Les États-Unis et l’Europe ont également besoin de nouveaux programmes d’infrastructures importants. Les États-Unis – dont le dernier grand projet d’infrastructure, le réseau routier national, remonte aux années 1970 – doivent mettre l’accent sur les investissements dans les systèmes énergétiques à faible intensité de carbone, les trains à grande vitesse et l’adoption massive des véhicules électriques.
Dans le cas de l’Europe, le Plan d’investissement pour l’Europe de la Commission européenne – surnommé le Plan Juncker en référence au président de la Commission Jean-Claude Juncker – doit être l’équivalent des ODD pour l’Union européenne. Il pourrait par exemple mettre l’accent sur la mise en place d’un réseau de distribution européen d’électricité à faible intensité de carbone et une augmentation massive de la production d’énergie renouvelable.
Pour contribuer au financement de ces projets, les banques multilatérales de développement – dont la Banque mondiale, la Banque asiatique de développement et la Banque africaine de développement – doivent lever bien plus de dette à long terme auprès des marchés de capitaux aux bas taux d’intérêt actuels et ensuite prêter ces fonds aux gouvernements et aux partenariats public-privé.

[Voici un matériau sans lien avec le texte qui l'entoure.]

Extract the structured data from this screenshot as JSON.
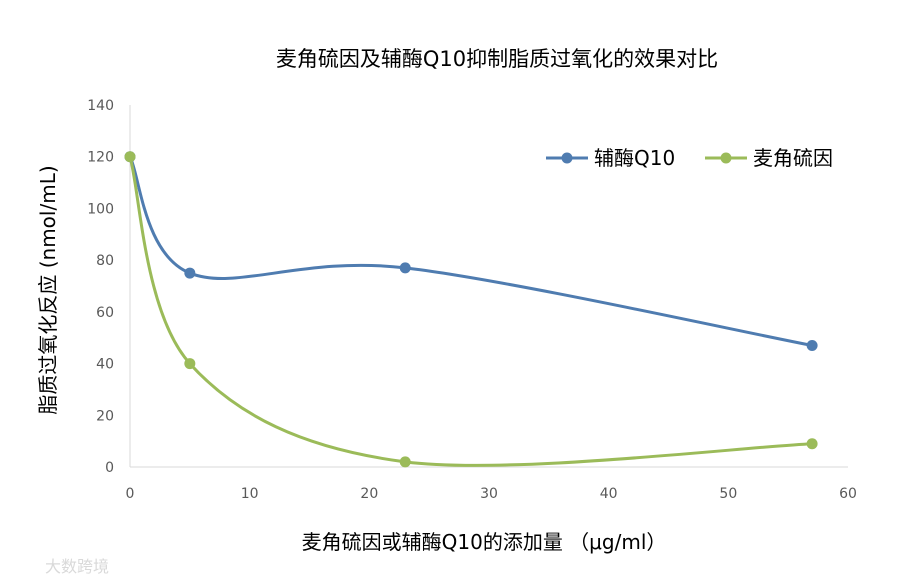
{
  "chart_data": {
    "type": "line",
    "title": "麦角硫因及辅酶Q10抑制脂质过氧化的效果对比",
    "xlabel": "麦角硫因或辅酶Q10的添加量 （μg/ml）",
    "ylabel": "脂质过氧化反应 (nmol/mL)",
    "xlim": [
      0,
      60
    ],
    "ylim": [
      0,
      140
    ],
    "xticks": [
      0,
      10,
      20,
      30,
      40,
      50,
      60
    ],
    "yticks": [
      0,
      20,
      40,
      60,
      80,
      100,
      120,
      140
    ],
    "grid": false,
    "smooth": true,
    "legend_position": "top-right",
    "series": [
      {
        "name": "辅酶Q10",
        "color": "#4f7cb0",
        "x": [
          0,
          5,
          23,
          57
        ],
        "y": [
          120,
          75,
          77,
          47
        ]
      },
      {
        "name": "麦角硫因",
        "color": "#9bbb59",
        "x": [
          0,
          5,
          23,
          57
        ],
        "y": [
          120,
          40,
          2,
          9
        ]
      }
    ]
  },
  "watermark": {
    "text": "大数跨境"
  }
}
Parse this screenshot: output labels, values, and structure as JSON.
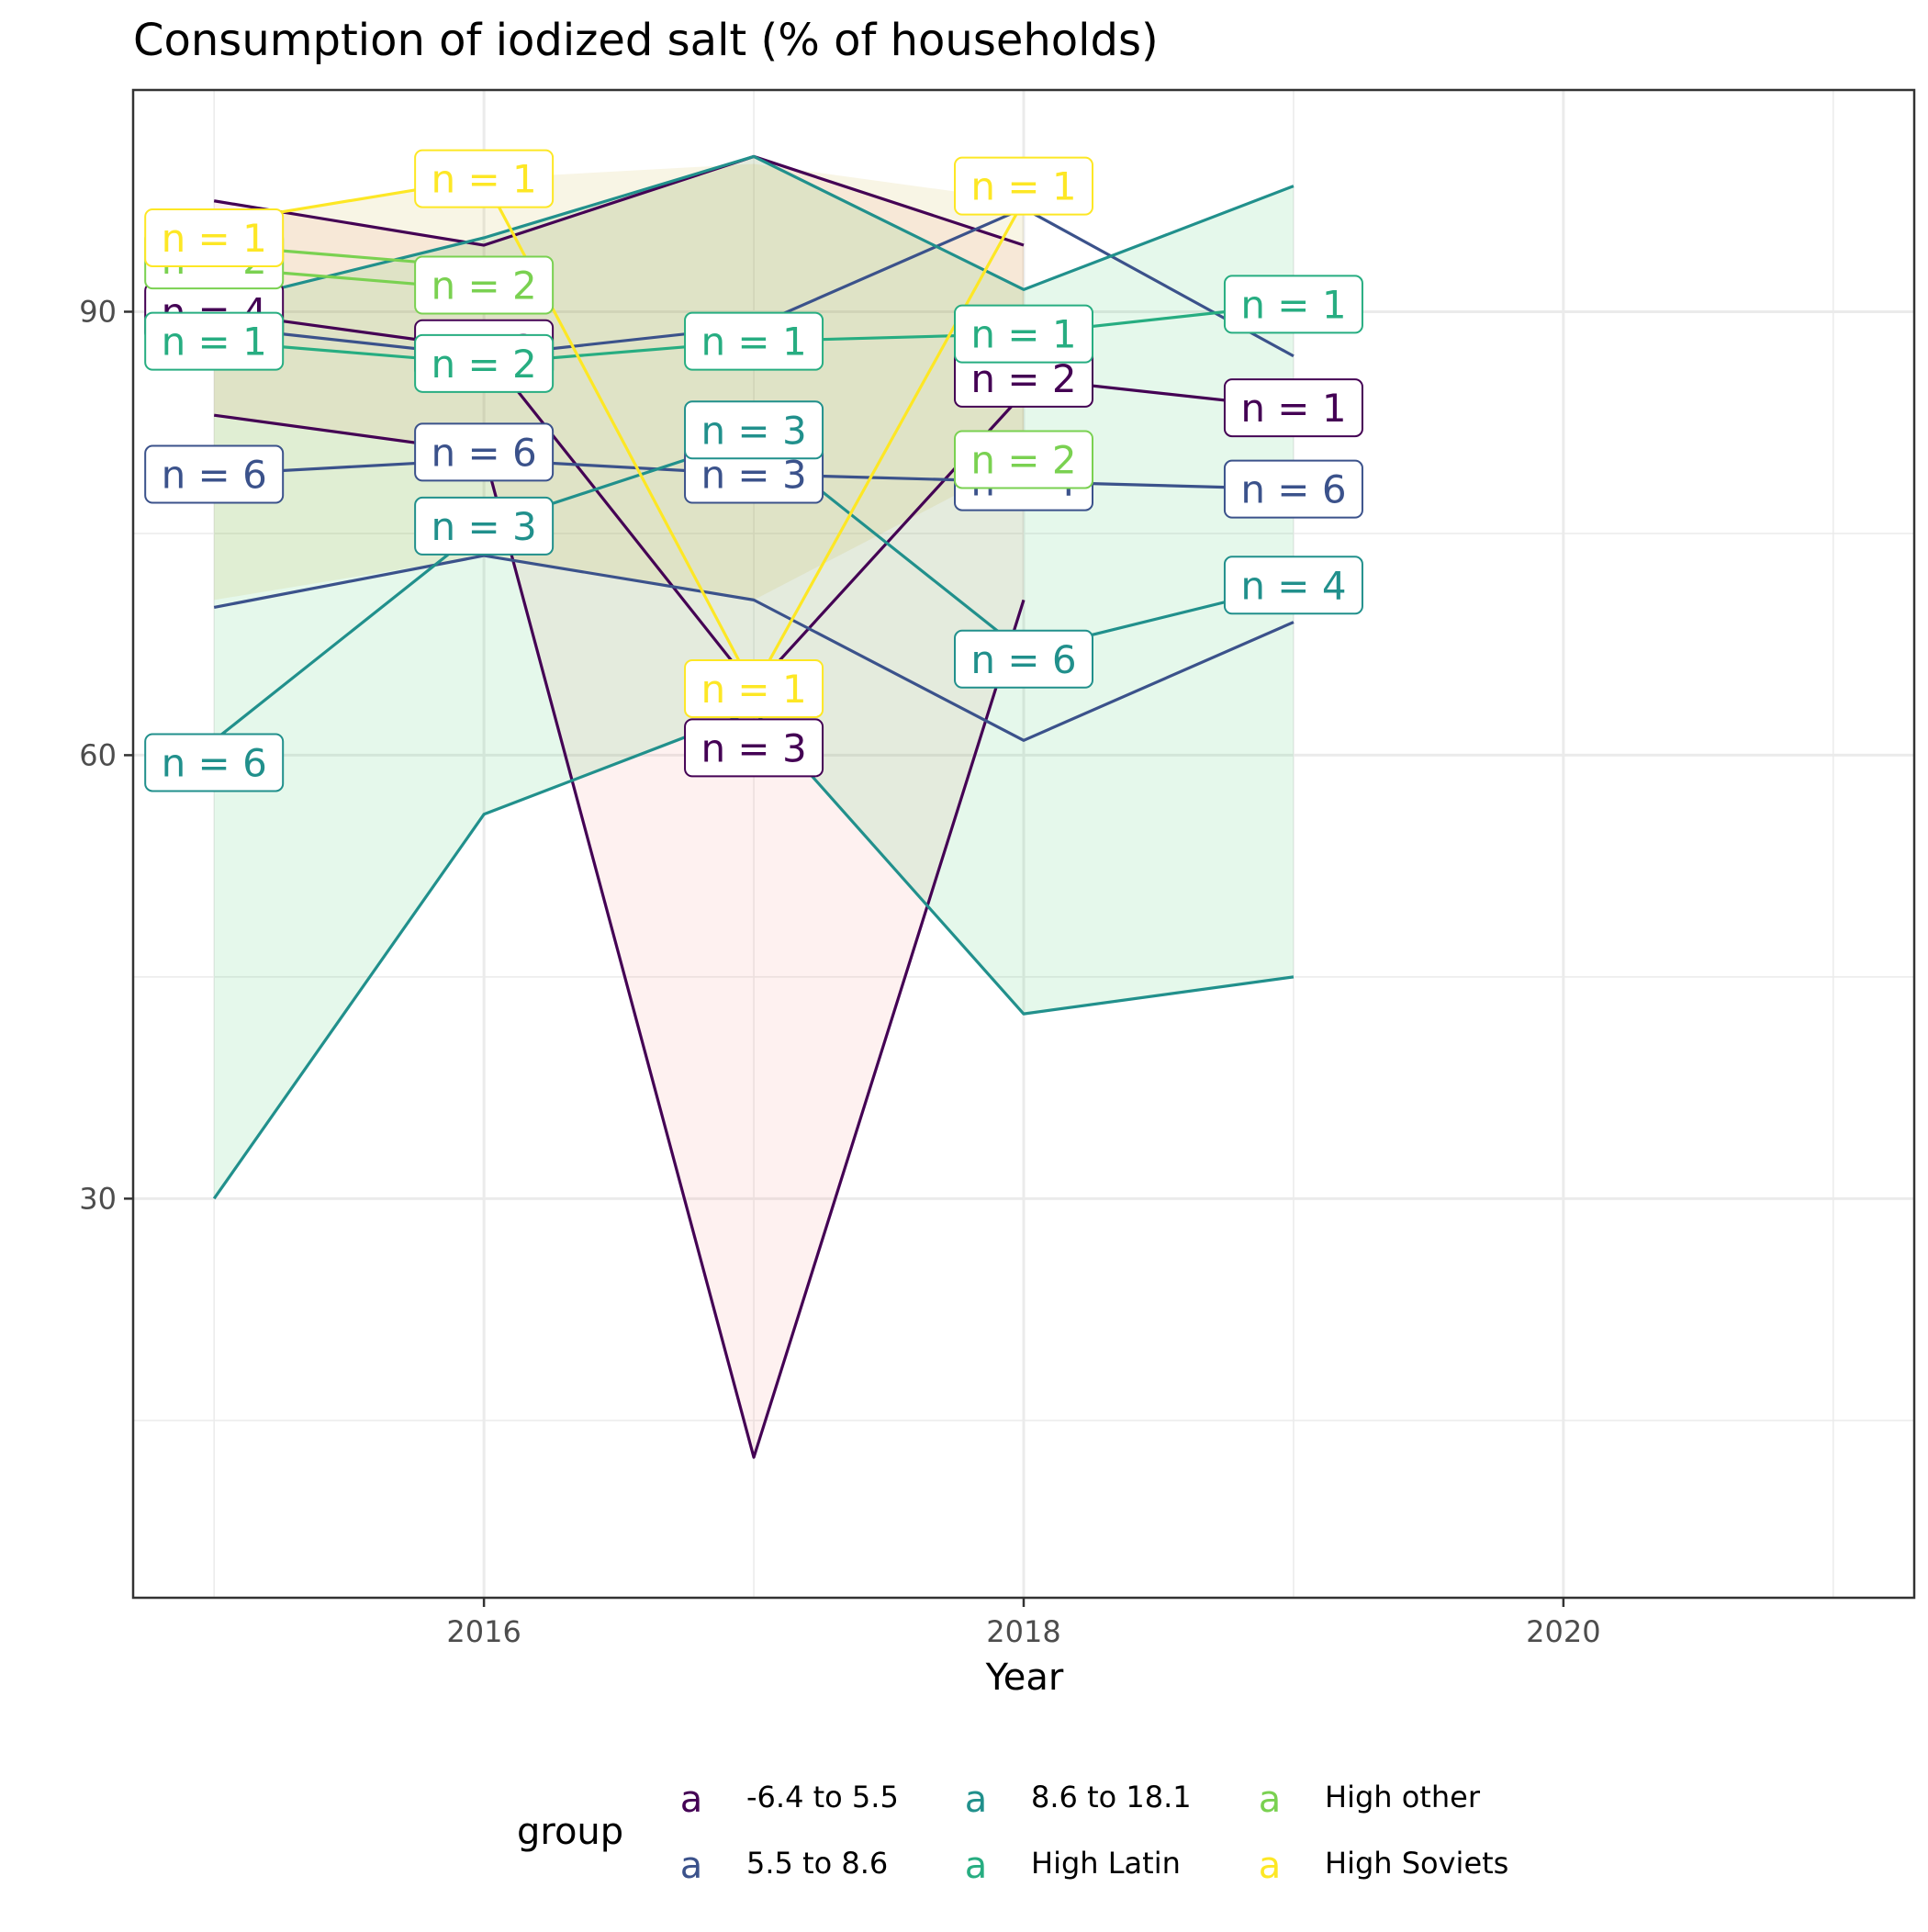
{
  "chart_data": {
    "type": "line",
    "title": "Consumption of iodized salt (% of households)",
    "xlabel": "Year",
    "ylabel": "",
    "xlim": [
      2014.7,
      2021.3
    ],
    "ylim": [
      3,
      105
    ],
    "x_ticks": [
      2016,
      2018,
      2020
    ],
    "y_ticks": [
      30,
      60,
      90
    ],
    "grid": true,
    "legend": {
      "title": "group",
      "position": "bottom",
      "key_glyph": "a",
      "entries": [
        "-6.4 to 5.5",
        "5.5 to 8.6",
        "8.6 to 18.1",
        "High Latin",
        "High other",
        "High Soviets"
      ]
    },
    "series": [
      {
        "name": "-6.4 to 5.5",
        "color": "#440154",
        "ribbon_color": "#F8766D",
        "lines": [
          {
            "x": [
              2015,
              2016,
              2017,
              2018
            ],
            "y": [
              97.5,
              94.5,
              100.5,
              94.5
            ]
          },
          {
            "x": [
              2015,
              2016,
              2017,
              2018
            ],
            "y": [
              90,
              87.5,
              64.5,
              84.5
            ]
          },
          {
            "x": [
              2015,
              2016,
              2017,
              2018
            ],
            "y": [
              83,
              80.5,
              12.5,
              70.5
            ]
          },
          {
            "x": [
              2018,
              2019
            ],
            "y": [
              85.5,
              83.5
            ]
          }
        ],
        "ribbon": {
          "x": [
            2015,
            2016,
            2017,
            2018
          ],
          "lower": [
            83,
            80.5,
            12.5,
            70.5
          ],
          "upper": [
            97.5,
            94.5,
            100.5,
            94.5
          ]
        },
        "labels": [
          {
            "x": 2015,
            "y": 90,
            "text": "n = 4"
          },
          {
            "x": 2016,
            "y": 87.5,
            "text": "n = 2"
          },
          {
            "x": 2017,
            "y": 60.5,
            "text": "n = 3"
          },
          {
            "x": 2018,
            "y": 85.5,
            "text": "n = 2"
          },
          {
            "x": 2019,
            "y": 83.5,
            "text": "n = 1"
          }
        ]
      },
      {
        "name": "5.5 to 8.6",
        "color": "#3B528B",
        "lines": [
          {
            "x": [
              2015,
              2016,
              2017,
              2018,
              2019
            ],
            "y": [
              89,
              87,
              89,
              97,
              87
            ]
          },
          {
            "x": [
              2015,
              2016,
              2017,
              2018,
              2019
            ],
            "y": [
              79,
              80,
              79,
              78.5,
              78
            ]
          },
          {
            "x": [
              2015,
              2016,
              2017,
              2018,
              2019
            ],
            "y": [
              70,
              73.5,
              70.5,
              61,
              69
            ]
          }
        ],
        "labels": [
          {
            "x": 2015,
            "y": 79,
            "text": "n = 6"
          },
          {
            "x": 2016,
            "y": 80.5,
            "text": "n = 6"
          },
          {
            "x": 2017,
            "y": 79,
            "text": "n = 3"
          },
          {
            "x": 2018,
            "y": 78.5,
            "text": "n = 4"
          },
          {
            "x": 2019,
            "y": 78,
            "text": "n = 6"
          }
        ]
      },
      {
        "name": "8.6 to 18.1",
        "color": "#21908C",
        "lines": [
          {
            "x": [
              2015,
              2016,
              2017,
              2018,
              2019
            ],
            "y": [
              90.5,
              95,
              100.5,
              91.5,
              98.5
            ]
          },
          {
            "x": [
              2015,
              2016,
              2017,
              2018,
              2019
            ],
            "y": [
              61,
              75.5,
              81.5,
              67,
              71.5
            ]
          },
          {
            "x": [
              2015,
              2016,
              2017,
              2018,
              2019
            ],
            "y": [
              30,
              56,
              63,
              42.5,
              45
            ]
          }
        ],
        "ribbon": {
          "x": [
            2015,
            2016,
            2017,
            2018,
            2019
          ],
          "lower": [
            30,
            56,
            63,
            42.5,
            45
          ],
          "upper": [
            90.5,
            95,
            100.5,
            91.5,
            98.5
          ]
        },
        "ribbon_color": "#00BA38",
        "labels": [
          {
            "x": 2015,
            "y": 59.5,
            "text": "n = 6"
          },
          {
            "x": 2016,
            "y": 75.5,
            "text": "n = 3"
          },
          {
            "x": 2017,
            "y": 82,
            "text": "n = 3"
          },
          {
            "x": 2018,
            "y": 66.5,
            "text": "n = 6"
          },
          {
            "x": 2019,
            "y": 71.5,
            "text": "n = 4"
          }
        ]
      },
      {
        "name": "High Latin",
        "color": "#27AD81",
        "lines": [
          {
            "x": [
              2015,
              2016,
              2017,
              2018,
              2019
            ],
            "y": [
              88,
              86.5,
              88,
              88.5,
              90.5
            ]
          }
        ],
        "labels": [
          {
            "x": 2015,
            "y": 88,
            "text": "n = 1"
          },
          {
            "x": 2016,
            "y": 86.5,
            "text": "n = 2"
          },
          {
            "x": 2017,
            "y": 88,
            "text": "n = 1"
          },
          {
            "x": 2018,
            "y": 88.5,
            "text": "n = 1"
          },
          {
            "x": 2019,
            "y": 90.5,
            "text": "n = 1"
          }
        ]
      },
      {
        "name": "High other",
        "color": "#7AD151",
        "lines": [
          {
            "x": [
              2015,
              2016
            ],
            "y": [
              94.5,
              93
            ]
          },
          {
            "x": [
              2015,
              2016
            ],
            "y": [
              93,
              91.5
            ]
          }
        ],
        "labels": [
          {
            "x": 2015,
            "y": 93.5,
            "text": "n = 2"
          },
          {
            "x": 2016,
            "y": 91.8,
            "text": "n = 2"
          },
          {
            "x": 2018,
            "y": 80,
            "text": "n = 2"
          }
        ]
      },
      {
        "name": "High Soviets",
        "color": "#FDE725",
        "lines": [
          {
            "x": [
              2015,
              2016,
              2017,
              2018
            ],
            "y": [
              96,
              99,
              64.5,
              97.5
            ]
          }
        ],
        "ribbon": {
          "x": [
            2015,
            2016,
            2017,
            2018
          ],
          "lower": [
            70.5,
            73.5,
            70.5,
            80
          ],
          "upper": [
            96,
            99,
            100,
            97.5
          ]
        },
        "ribbon_color": "#B79F00",
        "labels": [
          {
            "x": 2015,
            "y": 95,
            "text": "n = 1"
          },
          {
            "x": 2016,
            "y": 99,
            "text": "n = 1"
          },
          {
            "x": 2017,
            "y": 64.5,
            "text": "n = 1"
          },
          {
            "x": 2018,
            "y": 98.5,
            "text": "n = 1"
          }
        ]
      }
    ]
  }
}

Les gouvernements devraient de leur côté imposer des taxes carbone progressives, et utiliser ce revenu pour financer des systèmes énergétiques à faibles émissions de carbone. Et les lacunes les plus flagrantes des conventions fiscales internationales doivent être comblées, augmentant ainsi l’impôt sur les sociétés de quelques 200 milliards de dollars par an, si ce n’est plus. (Les sociétés américaines ont aujourd’hui accumulé près de 2000 milliards de dollars dans des paradis fiscaux qui devraient être imposés un jour). Ce revenu supplémentaire doit être alloué à de nouveaux investissements publics.

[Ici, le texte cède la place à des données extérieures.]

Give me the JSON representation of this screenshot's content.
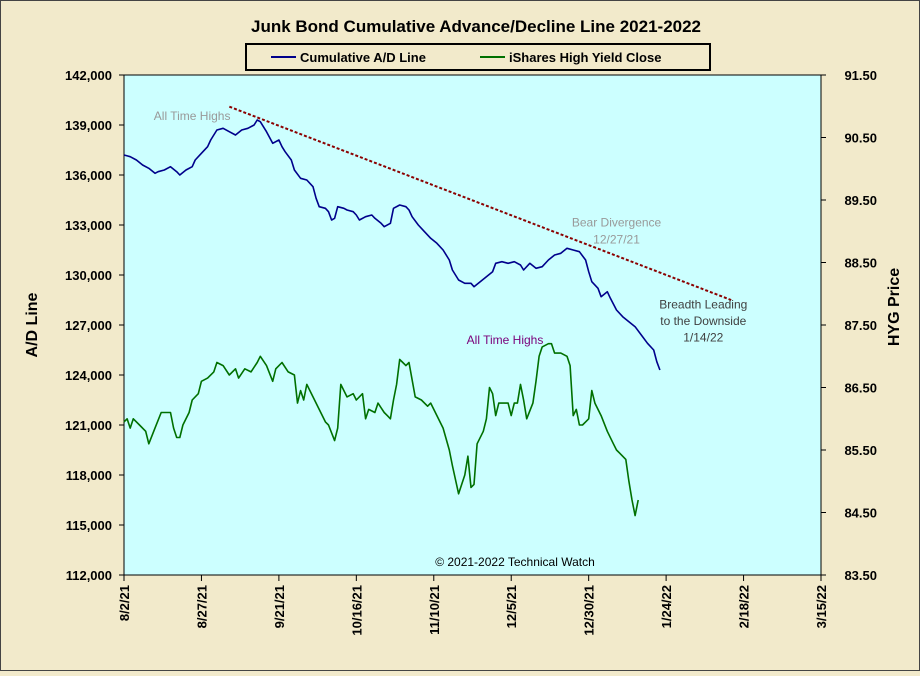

Pour ce qui est des pays les plus pauvres, une grande partie des investissements nécessaires doivent provenir d’une augmentation de l’aide publique au développement. Il existe plusieurs moyens de dégager ces fonds supplémentaires, notamment en réduisant les dépenses militaires, y compris en mettant fin aux conflits au Moyen-Orient, en décidant fermement de ne pas développer la nouvelle génération d’armes nucléaires, en diminuant les dépenses consacrées aux bases militaires à l’étranger et en évitant une course aux armements sino-américaine par des nouvelles mesures diplomatiques et de coopération. Ce dividende de paix doit être canalisé vers les soins de santé, l’éducation et les infrastructures des pays pauvres et déchirés par les conflits.
Le développement durable n’est pas seulement un souhait ou un slogan ; il offre la seule voie réaliste vers la croissance mondiale et le plein emploi. Il est temps de lui donner l’attention – et les investissements – qu’il mérite.